心停止に至るまえの、様態変化の段階で気づき、介入する、それこそ、ベッドサイドにいる看護職の役割ではないでしょうか?
時代は非心停止対応教育に
日本で、医療従事者のための体系的な救急対応教育が確立したのは、米国からアメリカ心臓協会(AHA)のBLSとACLSが導入された2003年頃からです。
一気にブレイクし、全国の病院がBLS教育導入に躍起になった時代がありました。しかし、それが落ち着いてきた今、誰もが疑問に感じるようになりました。
本当に心停止後からの対応訓練でいいのだろうか? と。
近年、世界の病院内患者安全教育の中で話題となっているのは、Rapid Response Team(RRT)や Medical Emergency Team(MET)です。

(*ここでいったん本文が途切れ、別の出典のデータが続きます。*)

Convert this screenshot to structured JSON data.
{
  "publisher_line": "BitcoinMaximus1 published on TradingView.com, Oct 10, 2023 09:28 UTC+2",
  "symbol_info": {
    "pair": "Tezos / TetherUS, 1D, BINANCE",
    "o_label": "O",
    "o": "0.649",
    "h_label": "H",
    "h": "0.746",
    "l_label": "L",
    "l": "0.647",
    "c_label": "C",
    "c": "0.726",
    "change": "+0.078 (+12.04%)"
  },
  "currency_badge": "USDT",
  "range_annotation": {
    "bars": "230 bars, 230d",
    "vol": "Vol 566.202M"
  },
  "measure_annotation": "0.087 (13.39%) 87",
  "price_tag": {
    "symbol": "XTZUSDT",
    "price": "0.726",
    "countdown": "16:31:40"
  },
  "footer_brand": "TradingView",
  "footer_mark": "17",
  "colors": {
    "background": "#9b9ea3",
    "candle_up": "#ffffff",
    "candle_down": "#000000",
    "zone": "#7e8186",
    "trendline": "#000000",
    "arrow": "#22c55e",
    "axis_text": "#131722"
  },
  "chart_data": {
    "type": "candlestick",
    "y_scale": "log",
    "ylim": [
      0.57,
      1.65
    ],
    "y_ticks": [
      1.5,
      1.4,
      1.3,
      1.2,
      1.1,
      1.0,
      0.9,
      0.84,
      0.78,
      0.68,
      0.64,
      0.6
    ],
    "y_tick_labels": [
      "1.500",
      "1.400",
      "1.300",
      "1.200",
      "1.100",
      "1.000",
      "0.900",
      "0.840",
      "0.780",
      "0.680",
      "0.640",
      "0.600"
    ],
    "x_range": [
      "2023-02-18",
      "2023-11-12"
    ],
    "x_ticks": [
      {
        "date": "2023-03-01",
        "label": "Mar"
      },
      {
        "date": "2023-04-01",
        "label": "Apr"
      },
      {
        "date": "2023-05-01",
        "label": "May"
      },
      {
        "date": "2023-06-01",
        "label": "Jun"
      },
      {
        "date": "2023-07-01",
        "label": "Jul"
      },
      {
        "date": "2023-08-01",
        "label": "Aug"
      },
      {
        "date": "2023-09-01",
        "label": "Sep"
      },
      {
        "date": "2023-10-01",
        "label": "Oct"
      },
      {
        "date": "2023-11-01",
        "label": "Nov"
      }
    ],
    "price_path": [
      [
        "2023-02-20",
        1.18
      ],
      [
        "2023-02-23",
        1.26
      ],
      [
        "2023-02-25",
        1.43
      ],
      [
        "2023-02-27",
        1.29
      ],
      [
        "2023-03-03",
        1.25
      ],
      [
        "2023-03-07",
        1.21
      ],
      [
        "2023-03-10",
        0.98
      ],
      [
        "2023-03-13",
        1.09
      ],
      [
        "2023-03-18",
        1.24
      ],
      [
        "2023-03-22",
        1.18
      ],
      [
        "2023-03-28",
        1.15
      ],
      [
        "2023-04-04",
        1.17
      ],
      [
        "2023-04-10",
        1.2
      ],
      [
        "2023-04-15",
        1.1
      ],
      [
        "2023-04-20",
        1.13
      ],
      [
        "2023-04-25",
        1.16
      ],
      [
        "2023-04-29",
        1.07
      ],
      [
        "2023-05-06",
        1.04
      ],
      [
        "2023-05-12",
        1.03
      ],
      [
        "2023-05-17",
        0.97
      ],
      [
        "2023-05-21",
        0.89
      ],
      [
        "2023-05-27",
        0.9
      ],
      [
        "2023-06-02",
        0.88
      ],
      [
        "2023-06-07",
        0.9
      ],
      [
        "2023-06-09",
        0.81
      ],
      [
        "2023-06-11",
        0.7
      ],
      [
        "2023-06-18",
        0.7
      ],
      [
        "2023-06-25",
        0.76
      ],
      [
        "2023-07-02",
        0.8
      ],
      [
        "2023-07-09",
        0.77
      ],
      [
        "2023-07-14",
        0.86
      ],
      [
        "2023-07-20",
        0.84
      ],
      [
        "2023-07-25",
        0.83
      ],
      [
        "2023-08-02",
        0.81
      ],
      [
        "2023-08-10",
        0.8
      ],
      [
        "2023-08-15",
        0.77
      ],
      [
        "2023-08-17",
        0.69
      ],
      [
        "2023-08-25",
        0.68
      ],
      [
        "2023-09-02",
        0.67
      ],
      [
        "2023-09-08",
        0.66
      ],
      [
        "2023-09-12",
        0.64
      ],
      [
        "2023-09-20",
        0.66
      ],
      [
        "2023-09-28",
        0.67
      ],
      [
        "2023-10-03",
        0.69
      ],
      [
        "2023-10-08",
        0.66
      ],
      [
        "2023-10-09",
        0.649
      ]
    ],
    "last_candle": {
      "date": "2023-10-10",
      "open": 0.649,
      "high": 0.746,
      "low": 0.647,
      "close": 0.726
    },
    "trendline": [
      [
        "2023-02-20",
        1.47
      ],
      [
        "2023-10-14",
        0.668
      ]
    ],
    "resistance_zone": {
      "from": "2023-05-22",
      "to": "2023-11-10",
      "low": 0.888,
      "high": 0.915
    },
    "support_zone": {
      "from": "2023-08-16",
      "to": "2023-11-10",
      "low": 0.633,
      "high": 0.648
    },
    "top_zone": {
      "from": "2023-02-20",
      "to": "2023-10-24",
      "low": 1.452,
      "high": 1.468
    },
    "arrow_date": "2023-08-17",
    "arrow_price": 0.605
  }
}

これは、心停止対応で呼ばれるCodeチーム(ACLSチーム)に対して、心停止前の「なにかおかしい」という段階で、現場スタッフから要請を受けて、患者の評価アセスメントを行い、安定化を図る看護師や呼吸療法士からなる医療チームです。
心停止に繋がりかねない危険な徴候(=生命危機徴候)を察知し、先回りして対応し、心停止を未然に防ごうという発想で、医療機関での患者安全のために必要なシステムとして世界的に注目されています。
そんな非心停止対応をする専門チームの能力開発や育成に注目されているのが、AHA-PEARSプロバイダーコースです。
PEARSプロバイダーコースとは
PEARSは、Pediatric Emergency Assessment, Recognition, and Stabilizationの略で、ペアーズと読みます。
蘇生科学の世界権威であるアメリカ心臓協会と、米国小児科学会が協同で作成した小児を専門としない医療従事者を対象とした救急アセスメント&安定化の技術を身につけるプログラムです。
救急アセスメントの手順は、国際標準があります。多少の方言、差異はありますが、命に関わる問題を優先的にチェックし、段階的に細かい問題を探るという方法を取っています。
AHA-PEARSでは、第一印象と、一次評価という2段階での判定を行いますが、それを実際の生命危機状態にある患児の動画を見ながら訓練を行うというのが特徴的です。
PEARSと同じ領域を扱う類似コースは、日本国内では「患者急変対応コースfor Nurses」がありますが、映像教材はどうしても役者の演技なので限界があります。ここがPEARSが、患者急変対応コースの決定版と言われる部分でしょう。